Sobre as reuniões de estudos de que Peluso participava (não disse na entrevista que as promovia) nos anos de chumbo, com a participação de Leonardo Boff e Gustavo Gutiérrez, o historiador pinça essa pérola: “[Peluso] relatou que ficou impressionado quando Gutiérrez alertou sobre a importância do ato de comer na Bíblia. Sim, leitor, o que chamou a atenção de Peluso, na Bíblia, foi a comida”.

Como Marco Antonio Villa seguramente não foi seminarista e leu pouco sobre teologia da libertação, darei uma breve explicação: o que Gutiérrez provavelmente pontuou e estava implícito na fala do ministro, foi a importância do povo bem alimentado, em partilhar o pão, em alimentar os desassistidos da sorte (vale lembrar que a “igreja dos pobres” foi um dos pilares da teologia da libertação). A comida e o ato de acolher o outro é algo muito diferente de “se impressionar com a comida”.
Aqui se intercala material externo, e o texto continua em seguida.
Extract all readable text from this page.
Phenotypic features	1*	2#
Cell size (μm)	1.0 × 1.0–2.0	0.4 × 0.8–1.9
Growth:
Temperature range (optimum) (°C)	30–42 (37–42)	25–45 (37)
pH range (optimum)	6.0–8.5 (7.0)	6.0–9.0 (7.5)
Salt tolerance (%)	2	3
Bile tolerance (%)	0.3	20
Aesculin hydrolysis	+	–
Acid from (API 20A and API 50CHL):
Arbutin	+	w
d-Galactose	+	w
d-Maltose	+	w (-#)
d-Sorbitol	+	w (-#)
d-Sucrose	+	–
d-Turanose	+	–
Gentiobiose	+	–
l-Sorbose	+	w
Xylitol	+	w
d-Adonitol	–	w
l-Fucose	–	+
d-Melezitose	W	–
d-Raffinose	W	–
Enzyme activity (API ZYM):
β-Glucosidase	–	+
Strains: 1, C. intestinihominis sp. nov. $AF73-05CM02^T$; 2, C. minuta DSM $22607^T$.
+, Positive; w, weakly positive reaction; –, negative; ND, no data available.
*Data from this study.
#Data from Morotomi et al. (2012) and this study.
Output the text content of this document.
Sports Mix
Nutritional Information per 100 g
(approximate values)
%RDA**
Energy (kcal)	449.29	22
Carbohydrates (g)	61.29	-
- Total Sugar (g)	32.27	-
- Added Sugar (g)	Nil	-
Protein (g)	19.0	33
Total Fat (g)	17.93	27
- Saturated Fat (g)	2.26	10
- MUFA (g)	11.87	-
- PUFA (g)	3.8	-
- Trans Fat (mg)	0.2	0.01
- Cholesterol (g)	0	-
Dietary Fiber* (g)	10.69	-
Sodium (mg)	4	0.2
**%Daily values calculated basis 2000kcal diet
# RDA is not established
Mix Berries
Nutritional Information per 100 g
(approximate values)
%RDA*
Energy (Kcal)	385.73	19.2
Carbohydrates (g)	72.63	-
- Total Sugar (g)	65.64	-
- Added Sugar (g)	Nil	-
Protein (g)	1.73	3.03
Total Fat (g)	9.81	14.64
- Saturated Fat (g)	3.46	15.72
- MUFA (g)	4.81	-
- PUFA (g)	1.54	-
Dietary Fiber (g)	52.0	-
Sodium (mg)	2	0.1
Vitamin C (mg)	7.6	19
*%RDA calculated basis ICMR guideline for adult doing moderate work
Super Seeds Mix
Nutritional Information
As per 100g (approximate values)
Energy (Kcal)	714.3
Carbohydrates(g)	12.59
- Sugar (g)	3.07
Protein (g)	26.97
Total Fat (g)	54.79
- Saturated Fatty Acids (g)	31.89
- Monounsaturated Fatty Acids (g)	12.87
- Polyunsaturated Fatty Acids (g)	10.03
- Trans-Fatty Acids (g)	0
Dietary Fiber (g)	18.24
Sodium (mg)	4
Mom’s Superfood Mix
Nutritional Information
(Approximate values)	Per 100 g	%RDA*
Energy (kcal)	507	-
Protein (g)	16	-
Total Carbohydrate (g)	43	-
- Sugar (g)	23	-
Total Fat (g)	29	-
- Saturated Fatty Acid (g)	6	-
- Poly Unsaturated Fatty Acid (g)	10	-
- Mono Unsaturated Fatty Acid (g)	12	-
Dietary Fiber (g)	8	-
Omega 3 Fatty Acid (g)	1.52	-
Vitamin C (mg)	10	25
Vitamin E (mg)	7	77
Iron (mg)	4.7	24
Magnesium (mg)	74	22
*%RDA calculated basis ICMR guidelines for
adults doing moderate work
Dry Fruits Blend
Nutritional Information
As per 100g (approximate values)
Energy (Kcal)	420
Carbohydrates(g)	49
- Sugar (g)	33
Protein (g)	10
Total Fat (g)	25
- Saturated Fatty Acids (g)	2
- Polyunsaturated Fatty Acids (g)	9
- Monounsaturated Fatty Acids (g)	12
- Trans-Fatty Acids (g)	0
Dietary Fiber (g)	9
O historiador parece também desinformado ao tratar das reposições salariais dos funcionários da Justiça, classificando-as como “ganhos eventuais”.

Quando, mais adiante, Villa escreve que o ex-presidente do STF foi descortês com os colegas da Corte, afirma que ele “insinuou que Joaquim Barbosa não gosta de trabalhar.  Que frequentava bares. E que não tinha nenhuma doença nas costas”.

Peluso disse textualmente: “O especialista Paulo Niemeyer no Rio diz que ele não tem problema na coluna, tem problema no quadril. Mas o certo é que alguma coisa ele tem, mesmo”. Não ouvi nenhuma menção do ministro ao fato de Barbosa frequentar bares. Mas esse acréscimo, de lavra própria de Marco Antonio Villa, era a escada necessária para o historiador poder concluir que “O estereótipo sobre Barbosa é tão vil como aqueles produzidos logo após 13 de maio de 1888”.

Na repercussão das entrevistas do ex-presidente do STF o que se viu foi um excesso de leituras em busca das agulhas, e não a leitura desarmada de quem tem interesse em ouvir o que o outro tem a dizer. A própria reação do futuro presidente do STF, ministro Joaquim Benedito Barbosa Gomes, à entrevista revela que tampouco ele, com todo o seu preparo jurídico, soube fazer uma leitura atenta. Pois ao atacar tão duramente o presidente recém-saído, apenas confirmou o comentário de que “tem um temperamento difícil” e “dá a impressão que de tudo aquilo que é absolutamente normal em relação a outras pessoas para ele parece ser uma tentativa de agressão. E aí ele reage violentamente”. Foi o que se viu.